Moreover, in an era of close partisan majorities and high-stakes elections, campaign fundraising has been transformed into a giant protection racket, where individual and corporate donors, without the safety afforded by contribution restrictions, are pressured by powerful government officials for more and more money. Elimination of soft money sharply reduces the protection game. While some of these dollars will flow instead to advocacy groups, lawmakers and White House nabobs will be prohibited from shaking down donors on behalf of outside groups, crimping the flow of big money. And most importantly, the nexus between mega-contributors and policymakers will be weakened, thereby reducing the blatant conflicts of interest.
Myth No. 11: The law is an incumbent-protection act that will further damage challengers.
Reality: In 1976 and 1978—the first two elections run under the current hard-money rules and the two just before party soft money was created by the Federal Election Commission—the reelection rate for House incumbents was 95.8 percent and 93.7 percent, respectively;
For Senate incumbents, it was 64 percent and 60 percent. In 1998 and 2000, the most recent elections fought under the soft-money system championed by reform critics, the reelection rate for House incumbents was 98.3 percent and 97.8 percent; for Senate incumbents, it was 89.7 percent and 78.6 percent. So much for the salutary role soft money and sham issue advocacy has played in helping challengers!

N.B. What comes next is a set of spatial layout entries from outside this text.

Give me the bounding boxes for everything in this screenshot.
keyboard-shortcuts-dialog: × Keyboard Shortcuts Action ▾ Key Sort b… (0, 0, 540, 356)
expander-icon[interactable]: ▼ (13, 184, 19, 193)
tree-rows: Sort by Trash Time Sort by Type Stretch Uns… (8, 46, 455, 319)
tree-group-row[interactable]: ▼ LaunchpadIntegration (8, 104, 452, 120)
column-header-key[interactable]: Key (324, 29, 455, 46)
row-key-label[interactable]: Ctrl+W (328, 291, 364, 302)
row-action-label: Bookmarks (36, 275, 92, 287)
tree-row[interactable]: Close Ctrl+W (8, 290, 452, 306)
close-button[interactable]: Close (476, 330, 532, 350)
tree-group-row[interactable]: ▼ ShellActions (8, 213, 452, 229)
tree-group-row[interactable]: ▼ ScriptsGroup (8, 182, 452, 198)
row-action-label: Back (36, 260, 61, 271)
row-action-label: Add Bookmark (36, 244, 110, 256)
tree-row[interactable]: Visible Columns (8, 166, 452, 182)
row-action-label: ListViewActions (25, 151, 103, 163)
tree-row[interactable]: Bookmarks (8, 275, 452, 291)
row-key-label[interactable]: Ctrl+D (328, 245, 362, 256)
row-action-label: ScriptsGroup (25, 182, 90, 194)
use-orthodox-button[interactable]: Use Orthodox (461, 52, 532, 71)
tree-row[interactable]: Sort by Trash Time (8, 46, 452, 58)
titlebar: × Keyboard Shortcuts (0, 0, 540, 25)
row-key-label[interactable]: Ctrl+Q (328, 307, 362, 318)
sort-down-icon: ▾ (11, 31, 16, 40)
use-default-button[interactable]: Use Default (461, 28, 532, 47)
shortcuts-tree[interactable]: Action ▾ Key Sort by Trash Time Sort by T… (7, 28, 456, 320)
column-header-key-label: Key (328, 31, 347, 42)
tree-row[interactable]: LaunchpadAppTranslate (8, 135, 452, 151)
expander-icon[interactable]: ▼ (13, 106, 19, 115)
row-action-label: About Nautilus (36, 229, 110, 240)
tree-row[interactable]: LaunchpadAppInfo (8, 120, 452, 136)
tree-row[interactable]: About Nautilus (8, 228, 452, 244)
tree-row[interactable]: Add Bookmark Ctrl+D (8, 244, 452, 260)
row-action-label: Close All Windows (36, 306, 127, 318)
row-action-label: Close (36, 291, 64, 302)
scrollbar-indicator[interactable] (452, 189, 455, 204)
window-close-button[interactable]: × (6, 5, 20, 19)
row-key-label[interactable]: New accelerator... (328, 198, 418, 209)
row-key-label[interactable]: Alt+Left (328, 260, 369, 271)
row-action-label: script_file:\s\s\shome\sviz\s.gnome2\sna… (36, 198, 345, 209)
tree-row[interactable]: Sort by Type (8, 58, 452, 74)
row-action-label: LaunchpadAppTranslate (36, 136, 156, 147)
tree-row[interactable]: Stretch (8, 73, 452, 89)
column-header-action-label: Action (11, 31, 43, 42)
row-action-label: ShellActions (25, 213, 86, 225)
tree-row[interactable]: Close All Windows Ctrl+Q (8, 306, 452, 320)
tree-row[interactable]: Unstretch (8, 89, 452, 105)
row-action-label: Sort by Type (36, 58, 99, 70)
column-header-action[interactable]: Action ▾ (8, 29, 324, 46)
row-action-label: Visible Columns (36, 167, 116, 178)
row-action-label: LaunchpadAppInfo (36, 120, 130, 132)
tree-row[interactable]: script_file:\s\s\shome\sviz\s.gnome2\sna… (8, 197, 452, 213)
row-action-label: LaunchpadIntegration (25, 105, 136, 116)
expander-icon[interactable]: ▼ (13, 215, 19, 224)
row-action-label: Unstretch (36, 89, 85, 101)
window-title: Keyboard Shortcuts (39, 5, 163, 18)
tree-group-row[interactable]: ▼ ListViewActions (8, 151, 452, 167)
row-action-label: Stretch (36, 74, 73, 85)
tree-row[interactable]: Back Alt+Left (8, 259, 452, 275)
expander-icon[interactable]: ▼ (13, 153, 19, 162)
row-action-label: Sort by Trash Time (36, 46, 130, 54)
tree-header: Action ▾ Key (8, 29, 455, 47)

In fact, the explosion of television ads by parties and outside groups has both crowded out candidates—messages and sharply increased their broadcast costs. For challengers, getting over the threshold of recognition that all incumbents have is crucial, and higher television costs and greater cacophony make that threshold painfully higher. Reducing ad demand by parties and groups will help challengers by lowering costs and freeing up more of the most potent time slots for candidate ads close to the election. The reform helps challengers as well by doubling the hard-money individual contribution limits—something the Campaign Finance Institute has demonstrated in a recent study will benefit challengers more than incumbents.
Myth No. 12: This most recent effort to regulate the flow of money in politics, like all that have preceded it, will fall prey to the infamous Law of Unintended Consequences, in which the intended purposes of campaign finance reform are inevitably overwhelmed by effects not desired or anticipated.
Reality: Critics of campaign finance reform have misread the historical record and underestimated the care recent reformers have taken to gauge the constitutionality of their proposals as well as to anticipate their consequences. Yes, it is difficult to formulate policies regulating money and politics that are workable and sustainable. First Amendment guarantees properly limit the reach of regulators. Political money is fungible, and legal constraints on its flow will divert some of it to less accountable passageways. Politicians and groups will exploit the weaknesses of the regulatory fabric to advance their interests.
But that doesn’t mean that all efforts to regulate campaign financing are counterproductive. Some well-conceived reforms have achieved their stated objectives for a period of time, but they need ongoing maintenance and repair. That is the fundamental purpose of the new law—to repair egregious tears in the regulatory fabric in order to lift the corrosive cynicism that surrounds the system and to lay the groundwork for additional improvements in the campaign finance system.